Our first response was to put up a simple error message so that people would A) realize that there was a problem and B) stop hitting refresh! And so it was that the “Frown Clown” was born [IMG].

Frown Clown was a sad solution to a simple problem: how do we manage the number of database connections more efficiently? One idea was to keep a persistent connection open for each connected client but that would have required persistent state management and some fairly major code rewrites. A better solution came in the form of PG-Bouncer [link].

PG-Bouncer sits in front of your Postgres database server and collects all incoming connections. When it makes sense, it pools queries into a single connection, executes the SQL and returns all results before closing the connection. Now, instead of 1,000 queries requiring 1,000 connection, they can be accomplished in just one – all without any noticeable delay to the end user. Setup was simple and tuning PG-Bouncer for our app was quick and easy.

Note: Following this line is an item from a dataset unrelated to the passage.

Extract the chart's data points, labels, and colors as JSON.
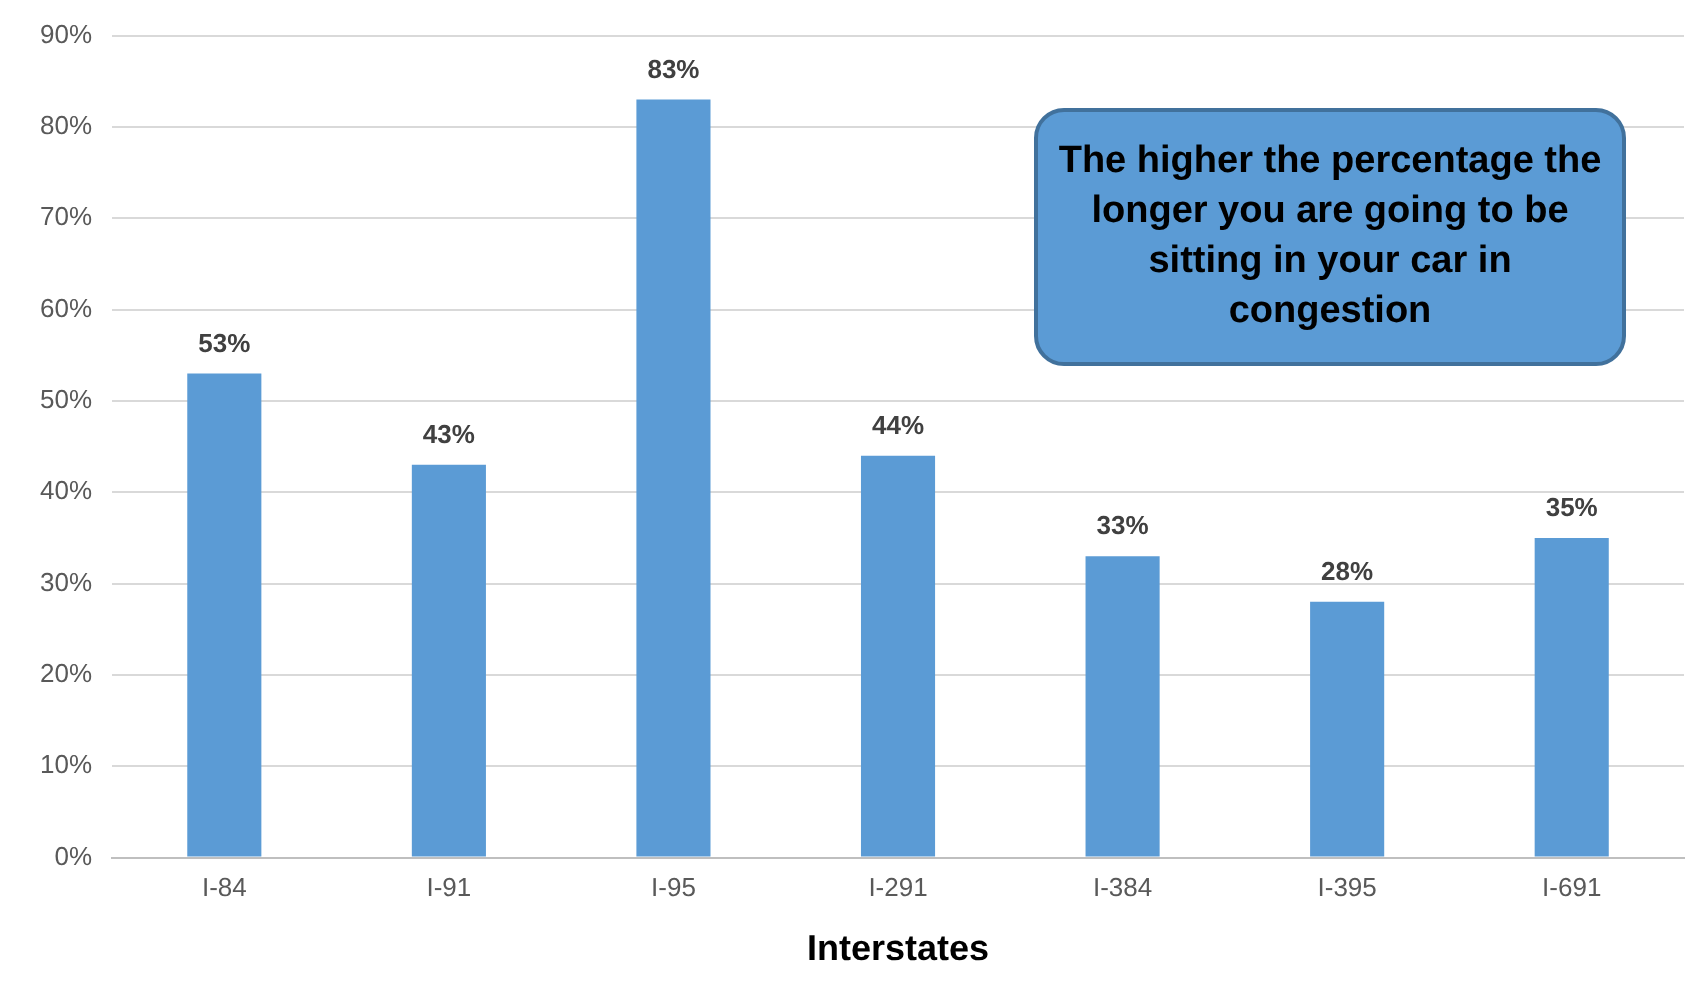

Result: pooling database connections with PG-Bouncer vastly increased our ability to handle simultaneous API hits and turned the frown clown upside-down!

Lesson #3 – Cache your Queries

Now that we could handle thousands of connected users, they started running tens of thousands database queries each second. In many cases, these queries were identical for many users (e.g., tell me what we’re looking for) or repeated very regularly (e.g., tell me where to look). We always knew it was a smart idea to cache the results of these queries in memory, rather than computing them from the database… we just weren’t smart about how we did it!

We were running memcache in front of our API servers: but this meant that each web server had its own instance of memcache. Once the ELB scaled up to 100 web servers, we had 100 caches, each of which had to be filled by hitting the database. This effectively lost the benefit of having a cache at all.

The solution was to setup a dedicated (set of) memcache server that could buffer between the database and ALL the API servers. Now the web servers could scale infinitely and we would preserve the same cache for all our users’ common queries.

Result: with a bit of hacking and a bit of tuning, a dedicated memcache server decreased the load on the database server from 100%+ to about 10-20%, even with tens of thousands of simultaneous users.